Renishaw PLC on Tuesday said half-year profit dropped by a quarter due to falling revenue and rising costs, although it expects market conditions to improve in the second half of its financial year.

The Gloucestershire, England-based provider of manufacturing technologies, analytical instruments and medical devices said pretax profit fell 27% to £56.5 million in the six months that ended December 31 from £77.8 million a year before.

Revenue declined 4.9% to £330.5 million from £347.7 million a year earlier.

Renishaw pointed to revenue from manufacturing technologies falling by 6%, as ‘solid ’growth in Industrial Metrology was offset by ‘continued weak demand’ for position encoders for semiconductor manufacturing equipment.

At the same time, cost of sales rose 2.0% to £175.9 million from £172.4 million, distribution costs rose 3.1% to £68.9 million from £66.8 million, and administrative expenses rose 9.0% to £38.5 million from £35.3 million.

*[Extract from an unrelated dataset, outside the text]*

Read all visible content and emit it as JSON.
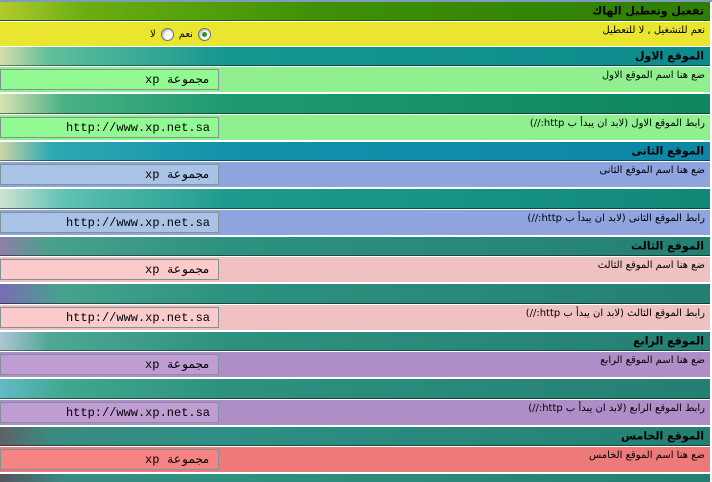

Despite the worsened results, Renishaw left its dividend unchanged at 16.8 pence per share.

Looking ahead, Chief Executive Officer William Lee said: ‘We expect an improvement in our trading performance in the second half of the financial year as market conditions improve, and as we continue to pursue a range of growth opportunities. To support our through-cycle growth strategy, we are continuing to focus on productivity and to make targeted investments in our people, our production facilities, and our new product pipeline.’

Shares in Renishaw were up 10% to 3,794.00p in London early Tuesday.